Yogyakarta — PT Kereta Api Indonesia (Persero) Daerah Operasi 6 Yogyakarta memastikan operasional kereta api di wilayahnya kembali berjalan aman setelah gempa bumi yang terjadi pada Kamis sore. Manajemen melakukan penghentian sementara dan pemeriksaan teknis menyeluruh sebelum melanjutkan layanan, langkah yang ditempuh untuk menjamin keselamatan penumpang dan prasarana.
Pemeriksaan darurat dan kelanjutan layanan
Manajer Humas KAI Daop 6 Yogyakarta, Feni Novida Saragih, mengatakan tim teknis melakukan pemeriksaan atas seluruh komponen kritis yang berpotensi terdampak getaran. Inspeksi tersebut mencakup kondisi jembatan, rel, fasilitas pendukung jalur, serta kondisi fisik rangkaian kereta yang sedang beroperasi saat gempa terjadi. Setelah dinilai aman, layanan kereta kembali dilanjutkan.
"Pemeriksaan prasarana dan sarana pascagempa merupakan prosedur standar yang wajib dilakukan oleh KAI untuk memastikan aspek keselamatan tetap terjaga. Pada 17.42 WIB, seluruh lintas telah dinyatakan aman dan perjalanan KA kembali dilanjutkan,"
Dampak terhadap jadwal dan penundaan
Akibat penghentian luar biasa untuk pemeriksaan, sejumlah perjalanan mengalami penundaan sementara. Secara total, tercatat 20 perjalanan yang terdampak dengan lama penundaan bervariasi antara 10 hingga 25 menit. Penundaan ini merupakan konsekuensi dari langkah keselamatan yang diambil untuk memastikan tidak ada kerusakan struktural atau gangguan di jalur yang dapat membahayakan penumpang.
Daop 6 memberi penjelasan rinci mengenai beberapa perjalanan yang sempat tertahan. Penundaan terpanjang mencapai 25 menit pada beberapa kereta, sementara penundaan terpendek tercatat 10 menit pada sejumlah layanan komuter.

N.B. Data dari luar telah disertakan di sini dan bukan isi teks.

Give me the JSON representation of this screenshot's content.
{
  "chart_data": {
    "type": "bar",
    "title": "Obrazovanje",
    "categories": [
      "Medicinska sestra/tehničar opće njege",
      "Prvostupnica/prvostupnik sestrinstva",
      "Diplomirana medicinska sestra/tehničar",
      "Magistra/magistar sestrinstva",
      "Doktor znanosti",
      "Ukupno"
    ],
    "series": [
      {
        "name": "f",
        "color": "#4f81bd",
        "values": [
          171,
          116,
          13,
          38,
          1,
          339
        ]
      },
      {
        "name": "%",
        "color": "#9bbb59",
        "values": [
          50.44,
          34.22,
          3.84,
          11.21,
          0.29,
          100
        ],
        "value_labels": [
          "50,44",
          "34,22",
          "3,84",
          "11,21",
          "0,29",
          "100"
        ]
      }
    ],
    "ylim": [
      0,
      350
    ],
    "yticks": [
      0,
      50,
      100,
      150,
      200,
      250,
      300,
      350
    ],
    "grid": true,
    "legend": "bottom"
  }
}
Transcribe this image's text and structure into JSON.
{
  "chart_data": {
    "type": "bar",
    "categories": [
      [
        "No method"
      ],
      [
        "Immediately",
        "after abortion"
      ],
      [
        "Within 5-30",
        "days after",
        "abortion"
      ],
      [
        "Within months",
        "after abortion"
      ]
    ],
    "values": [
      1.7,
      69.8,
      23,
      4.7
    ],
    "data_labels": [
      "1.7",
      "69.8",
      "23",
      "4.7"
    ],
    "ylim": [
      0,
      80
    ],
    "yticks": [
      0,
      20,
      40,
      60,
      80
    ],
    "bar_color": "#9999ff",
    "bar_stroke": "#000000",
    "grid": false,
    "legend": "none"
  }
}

| Nama KA | Rute | Perkiraan Penundaan |
|---|---|---|
| KA 557 | Bandara YIA | 25 menit |
| KA 282 Bengawan | Bengawan | 25 menit |
| KA 707 | Commuterline Palur–Yogyakarta | 24 menit |
| KA 506 | Prameks | 22 menit |
| KA 726 | Commuterline Yogyakarta–Palur | 10 menit |
Siaran dan prosedur keselamatan
KAI Daop 6 menegaskan langkah penghentian operasi sementara sebagai prosedur baku ketika terjadi gempa. Tim inspeksi segera dikerahkan ke lokasi-lokasi potensial risiko untuk mengecek keandalan struktur dan kelayakan jalur. Selain pemeriksaan fisik, pengecekan dokumentasi pemeliharaan dan rekaman kondisi sebelumnya juga menjadi bagian dari verifikasi teknis.
- Pemeriksaan fisik: jembatan, bantalan rel, dan kondisi rel.
- Inspeksi sarana: rangkaian kereta yang sedang beroperasi.
- Koordinasi: komunikasi antarpetugas lapangan untuk memastikan kelanjutan layanan aman.
Imbauan bagi penumpang
Manajemen mengimbau penumpang agar tetap tenang, mengikuti arahan petugas stasiun, dan memantau informasi resmi melalui kanal KAI setempat bila ada perubahan jadwal. Untuk perjalanan hari itu, penumpang disarankan datang lebih awal guna mengantisipasi kemungkinan penyesuaian waktu keberangkatan.
Makna lokal dan kesiapsiagaan
Sebagai daerah yang rawan gempa, Yogyakarta memiliki kebutuhan tinggi terhadap prosedur keselamatan terpadu di sektor transportasi. Respons cepat KAI Daop 6 yang menghentikan operasi sementara dan melakukan pemeriksaan menyeluruh menunjukkan penekanan pada prioritas keselamatan publik, sekaligus pentingnya koordinasi antar instansi saat bencana geologi terjadi.
Warga dan pengguna jasa kereta diharapkan terus mengandalkan informasi resmi dari operator sambil memperhatikan langkah mitigasi bencana yang berlaku di stasiun dan jalur kereta. Tindakan preventif semacam ini dapat mengurangi risiko dan menjaga kepercayaan publik terhadap layanan angkutan massal di tengah ancaman alam.
Pelaporan ini disusun berdasarkan keterangan resmi PT KAI Daop 6 Yogyakarta dan data penundaan perjalanan yang diumumkan oleh manajemen pada Kamis sore.